November 2020 General Willem van Altena
Molecular model of Pembrolizumab, a humanized antibody used in immunotherapy of cancer, 3D illustration. It targets the PD-1 receptor of lymphocytes

Earlier this month, the United States Food and Drug Administration (FDA) has granted accelerated approval to pembrolizumab (Keytruda), in combination with chemotherapy, for the treatment of patients with locally recurrent unresectable or metastatic triple-negative breast cancer, whose tumours express PD-L1. Additionally, the FDA has also approved the PD-L1 IHC 22C3 pharmDx test as a companion diagnostic tool to select eligible patients for this treatment.


The approval is based on the recently published results of the KEYNOTE-355 trial, which reported a median progression-free survival (PFS) of 9.7 months and a reduction in the risk of death by 35% (HR[95%CI]: 0.65[0.49-0.86], p= 0.0012) in patients who were given pembrolizumab plus chemotherapy, compared to patients who were given chemotherapy alone, in which the median PFS was found to be 5.6 months.

This multicentre, double-blind, placebo-controlled phase III randomised trial evaluated the use of pembrolizumab in combination with chemotherapy agents in patients with locally recurrent unresectable or metastatic TNBC, who were chemotherapy-naïve. Randomised 2:1, patients received pembrolizumab 200mg on day 1 every 3 weeks, or placebo, in combination with different chemotherapy agents (protein-bound paclitaxel, paclitaxel, gemcitabine plus carboplatin) via intravenous infusion. The primary end point was progression-free survival (PFS0, assessed via blinded independent review according to RECIST 1.1 criteria in the subgroup of patients with a CPS of 10 or higher.

Adverse events

Fatal events occurred in 2.5% of patients, including cardio-respiratory arrest (0.7%) and septic shock (0.3%).
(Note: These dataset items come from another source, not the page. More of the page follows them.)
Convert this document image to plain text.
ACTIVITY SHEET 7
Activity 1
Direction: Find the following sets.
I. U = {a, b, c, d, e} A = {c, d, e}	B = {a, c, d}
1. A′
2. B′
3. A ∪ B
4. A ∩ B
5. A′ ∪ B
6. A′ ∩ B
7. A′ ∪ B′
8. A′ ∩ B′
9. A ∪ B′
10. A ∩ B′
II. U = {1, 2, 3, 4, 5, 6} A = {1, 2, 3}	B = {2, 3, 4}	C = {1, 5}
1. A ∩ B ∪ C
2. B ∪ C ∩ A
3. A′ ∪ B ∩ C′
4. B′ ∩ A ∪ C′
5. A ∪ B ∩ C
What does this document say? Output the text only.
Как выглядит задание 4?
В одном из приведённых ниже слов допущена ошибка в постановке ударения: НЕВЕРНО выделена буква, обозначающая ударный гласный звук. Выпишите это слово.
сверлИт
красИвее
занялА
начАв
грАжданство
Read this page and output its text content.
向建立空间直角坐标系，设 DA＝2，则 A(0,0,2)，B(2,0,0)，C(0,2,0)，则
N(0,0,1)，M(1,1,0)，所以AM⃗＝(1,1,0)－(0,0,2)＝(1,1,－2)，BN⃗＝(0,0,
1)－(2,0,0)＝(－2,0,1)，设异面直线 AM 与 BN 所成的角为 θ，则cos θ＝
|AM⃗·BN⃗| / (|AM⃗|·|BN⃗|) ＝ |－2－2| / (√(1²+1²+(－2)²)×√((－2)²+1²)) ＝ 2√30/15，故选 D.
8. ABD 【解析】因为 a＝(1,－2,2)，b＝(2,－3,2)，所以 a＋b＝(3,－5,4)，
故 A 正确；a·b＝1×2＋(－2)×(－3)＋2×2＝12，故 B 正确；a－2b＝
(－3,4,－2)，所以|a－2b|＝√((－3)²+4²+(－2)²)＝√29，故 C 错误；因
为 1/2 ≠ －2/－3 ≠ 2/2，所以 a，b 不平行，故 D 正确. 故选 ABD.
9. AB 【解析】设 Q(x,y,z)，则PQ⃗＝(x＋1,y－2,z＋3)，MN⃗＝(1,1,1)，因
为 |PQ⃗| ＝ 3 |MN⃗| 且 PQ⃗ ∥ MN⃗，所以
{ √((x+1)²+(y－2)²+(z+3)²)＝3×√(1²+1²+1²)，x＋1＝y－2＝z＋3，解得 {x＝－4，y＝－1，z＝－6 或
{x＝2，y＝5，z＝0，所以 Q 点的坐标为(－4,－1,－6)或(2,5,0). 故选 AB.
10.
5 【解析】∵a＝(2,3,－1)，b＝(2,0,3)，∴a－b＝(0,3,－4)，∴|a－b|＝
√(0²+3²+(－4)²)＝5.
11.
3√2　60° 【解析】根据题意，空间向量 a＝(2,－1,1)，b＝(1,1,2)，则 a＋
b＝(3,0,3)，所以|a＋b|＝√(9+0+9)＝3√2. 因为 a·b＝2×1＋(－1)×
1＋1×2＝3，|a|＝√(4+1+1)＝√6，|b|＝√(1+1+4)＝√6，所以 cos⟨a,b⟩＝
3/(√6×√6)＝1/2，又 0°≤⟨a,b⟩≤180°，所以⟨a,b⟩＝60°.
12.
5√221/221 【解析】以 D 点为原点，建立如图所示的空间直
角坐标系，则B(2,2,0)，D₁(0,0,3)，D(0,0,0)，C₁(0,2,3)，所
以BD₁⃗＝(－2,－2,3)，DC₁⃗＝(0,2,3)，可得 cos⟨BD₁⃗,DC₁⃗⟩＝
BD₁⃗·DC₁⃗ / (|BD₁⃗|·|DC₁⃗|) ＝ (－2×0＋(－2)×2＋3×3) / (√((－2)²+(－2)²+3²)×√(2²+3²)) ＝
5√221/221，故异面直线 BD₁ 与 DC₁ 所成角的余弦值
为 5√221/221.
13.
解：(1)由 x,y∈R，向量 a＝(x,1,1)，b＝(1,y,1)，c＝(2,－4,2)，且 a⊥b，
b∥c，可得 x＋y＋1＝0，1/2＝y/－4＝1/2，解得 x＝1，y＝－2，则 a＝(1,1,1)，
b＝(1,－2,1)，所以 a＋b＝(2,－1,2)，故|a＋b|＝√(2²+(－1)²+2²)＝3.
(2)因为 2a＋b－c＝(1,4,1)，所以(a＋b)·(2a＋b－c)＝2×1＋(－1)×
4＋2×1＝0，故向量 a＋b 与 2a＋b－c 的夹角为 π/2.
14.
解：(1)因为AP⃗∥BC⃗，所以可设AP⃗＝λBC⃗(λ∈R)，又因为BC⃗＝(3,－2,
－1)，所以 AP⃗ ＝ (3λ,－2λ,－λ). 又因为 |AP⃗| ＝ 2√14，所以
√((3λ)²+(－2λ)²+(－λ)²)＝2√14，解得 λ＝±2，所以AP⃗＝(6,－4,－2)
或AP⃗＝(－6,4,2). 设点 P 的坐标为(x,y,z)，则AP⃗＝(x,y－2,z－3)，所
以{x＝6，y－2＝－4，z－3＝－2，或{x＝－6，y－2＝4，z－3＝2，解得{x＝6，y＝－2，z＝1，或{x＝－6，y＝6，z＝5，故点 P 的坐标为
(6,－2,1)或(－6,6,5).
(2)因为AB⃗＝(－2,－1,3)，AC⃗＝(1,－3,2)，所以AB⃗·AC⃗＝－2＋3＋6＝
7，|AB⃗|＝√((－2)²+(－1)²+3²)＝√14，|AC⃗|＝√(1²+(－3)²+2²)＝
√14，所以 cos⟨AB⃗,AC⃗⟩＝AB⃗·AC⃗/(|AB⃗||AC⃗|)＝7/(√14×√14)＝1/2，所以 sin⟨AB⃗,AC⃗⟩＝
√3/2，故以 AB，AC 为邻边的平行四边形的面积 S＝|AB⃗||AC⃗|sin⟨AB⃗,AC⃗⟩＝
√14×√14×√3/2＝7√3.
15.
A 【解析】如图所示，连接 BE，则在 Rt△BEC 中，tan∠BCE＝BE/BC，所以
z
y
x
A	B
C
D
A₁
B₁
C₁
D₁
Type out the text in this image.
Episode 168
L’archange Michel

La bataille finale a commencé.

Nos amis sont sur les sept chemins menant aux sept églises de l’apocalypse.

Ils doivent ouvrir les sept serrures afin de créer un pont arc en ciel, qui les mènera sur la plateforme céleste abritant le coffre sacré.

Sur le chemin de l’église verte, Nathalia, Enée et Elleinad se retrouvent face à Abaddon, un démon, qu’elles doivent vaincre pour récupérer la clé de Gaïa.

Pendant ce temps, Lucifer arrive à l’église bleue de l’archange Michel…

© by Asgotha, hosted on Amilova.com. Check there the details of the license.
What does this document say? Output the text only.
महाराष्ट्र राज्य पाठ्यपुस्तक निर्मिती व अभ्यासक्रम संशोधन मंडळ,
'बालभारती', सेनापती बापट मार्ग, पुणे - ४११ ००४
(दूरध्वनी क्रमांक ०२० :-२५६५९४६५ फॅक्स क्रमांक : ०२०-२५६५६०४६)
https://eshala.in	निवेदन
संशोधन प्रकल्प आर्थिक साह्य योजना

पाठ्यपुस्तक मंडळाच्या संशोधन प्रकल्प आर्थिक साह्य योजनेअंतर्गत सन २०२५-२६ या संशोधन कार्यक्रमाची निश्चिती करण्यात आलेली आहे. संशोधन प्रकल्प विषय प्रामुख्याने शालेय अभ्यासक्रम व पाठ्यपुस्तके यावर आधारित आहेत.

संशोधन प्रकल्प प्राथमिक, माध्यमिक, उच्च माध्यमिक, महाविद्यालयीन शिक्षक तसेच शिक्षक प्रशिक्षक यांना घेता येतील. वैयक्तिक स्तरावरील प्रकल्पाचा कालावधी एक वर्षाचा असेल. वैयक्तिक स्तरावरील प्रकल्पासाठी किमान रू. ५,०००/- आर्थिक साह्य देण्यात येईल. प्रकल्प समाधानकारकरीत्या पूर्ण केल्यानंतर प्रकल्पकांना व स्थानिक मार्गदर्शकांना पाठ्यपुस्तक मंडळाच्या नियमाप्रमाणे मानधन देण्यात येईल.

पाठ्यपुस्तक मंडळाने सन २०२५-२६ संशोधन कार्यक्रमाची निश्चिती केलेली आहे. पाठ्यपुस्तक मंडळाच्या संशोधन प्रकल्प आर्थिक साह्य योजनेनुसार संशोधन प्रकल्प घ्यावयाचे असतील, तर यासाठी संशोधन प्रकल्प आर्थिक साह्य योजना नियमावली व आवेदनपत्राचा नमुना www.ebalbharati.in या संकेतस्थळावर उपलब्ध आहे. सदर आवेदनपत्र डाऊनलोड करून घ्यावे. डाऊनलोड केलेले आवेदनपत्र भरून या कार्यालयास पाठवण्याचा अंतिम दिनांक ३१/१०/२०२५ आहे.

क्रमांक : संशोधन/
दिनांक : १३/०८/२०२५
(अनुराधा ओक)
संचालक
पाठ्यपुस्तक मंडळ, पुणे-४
Serious adverse events (AEs) occurred in 30% of patients receiving the pembrolizumab combination, of which the most common AEs were pneumonia (2.9%), anaemia (2.2%) and thrombocytopenia (2%). Furthermore, pembrolizumab was discontinued in 11% of patients due to unacceptable toxicity. The most common any-grade adverse events, occurring in 20% of patients or more, included fatigue, nausea, diarrhoea, constipation, vomiting, rash, cough, alopecia, headache and decreased appetite. With an incidence of 20% or over, the most common laboratory findings in patients who received pembrolizumab plus chemotherapy included anaemia, leukopenia, lymphopenia, neutropenia, thrombocytopenia, hyperglycaemia, hypoalbuminemia, increased ALP, ALT and AST, hyponatraemia, hypocalcaemia, hypokalaemia and hypophosphataemia.

Prescribing guidelines

The FDA approval includes recommended prescribing guidelines of pembrolizumab 200mg every 3 weeks, or 400mg every 6 weeks administered prior to chemotherapy until disease progression, unacceptable toxicity or up to 24 months, in patients with locally recurrent and unresectable or metastatic TNBC. When given with pembrolizumab, chemotherapy guidelines includes the administration of protein-bound paclitaxel 100mg/m2 on days 1, 8 and 15 every 28 days, or paclitaxel 90mg/m2 on days 1, 8 and 15 every 28 days, or gemcitabine 1000mg/m2 plus carboplatin AUC 2mg/mL/min on days 1 and 8 every 21 days, to be administered via intravenous infusion.

Although pembrolizumab is not currently licensed by the European Medicines Agency (EMA) for the use in triple-negative breast cancer, it is hoped that the results of this study will be considered by the EMA in the near future.